Seria urządzeń PNY Slim pokazuje, jak skrajnie różnią się małe i pojemne modele.
Gabaryty mniejszego z urządzeń są w zasadzie pomijalne – możesz nosić je w kieszeni i w ogólnie nie poczujesz, że masz go przy sobie. Obudowa ma zaledwie 9 mm grubości, a urządzenie waży połowę tego, co przeciętny smartfon (72 g ) będąc równocześnie znacznie od niego mniejszym). Wersja o pojemności 10 000 mA jest większa i cięższa, choć nadal pozytywnie wyróżnia się pod tym względem na tle konkurentów.

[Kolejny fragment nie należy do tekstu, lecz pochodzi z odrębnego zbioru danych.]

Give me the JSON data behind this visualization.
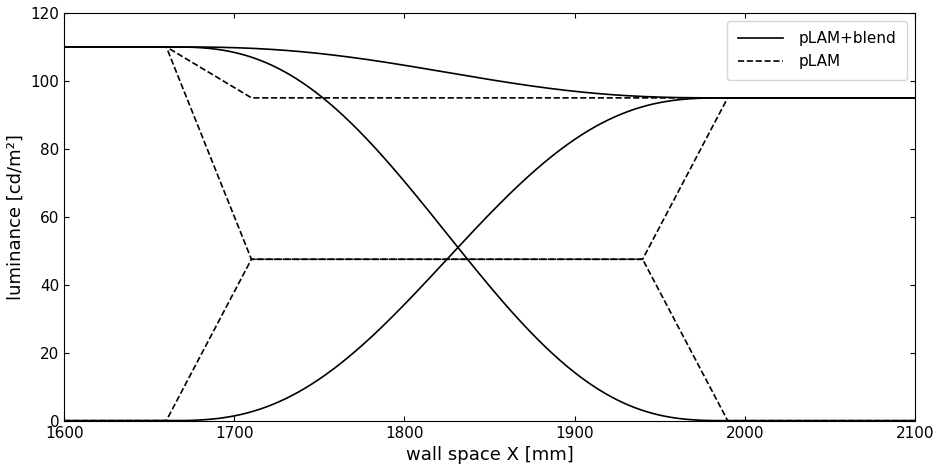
{
  "xlabel": "wall space X [mm]",
  "ylabel": "luminance [cd/m²]",
  "xlim": [
    1600,
    2100
  ],
  "ylim": [
    0,
    120
  ],
  "xticks": [
    1600,
    1700,
    1800,
    1900,
    2000,
    2100
  ],
  "yticks": [
    0,
    20,
    40,
    60,
    80,
    100,
    120
  ],
  "legend_labels": [
    "pLAM+blend",
    "pLAM"
  ],
  "line_color": "#000000",
  "background_color": "#ffffff",
  "OL": 1660,
  "OR": 1990,
  "edge_mm": 50,
  "p1_max": 110.0,
  "p2_max": 95.0,
  "p_mid": 47.5,
  "figsize": [
    9.41,
    4.71
  ],
  "dpi": 100,
  "linewidth": 1.2,
  "tick_labelsize": 11,
  "xlabel_fontsize": 13,
  "ylabel_fontsize": 13,
  "legend_fontsize": 11
}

Oba urządzenia łączy wygląd plastikowej obudowy, elegancki, stonowany, z dobrze wyprowadzonymi portami, diodami sygnalizującymi stan naładowania oraz przyciskiem włączającym zasilanie.
Mniejszy z powerbanków wystarczy tylko do podładowania smartfona – zmierzona pojemność okazała się o połowę mniejsza od deklarowanej. Większe urządzenie ma znacznie lepszy stosunek pojemności znamionowej i rzeczywistej – wystarczy do trzykrotnego naładowania smartfona.
Ma też dwa wyjścia ładujące – oba podają prąd o wysokim natężeniu 2,4 A. Mniejszy powerbank ma tylko jedno wyjście, z prądem 1 A. Nie można go też szybko ładować prądem 2 A, na co pozwala wersja duża. Dlatego ładuje się aż 2,5 godziny.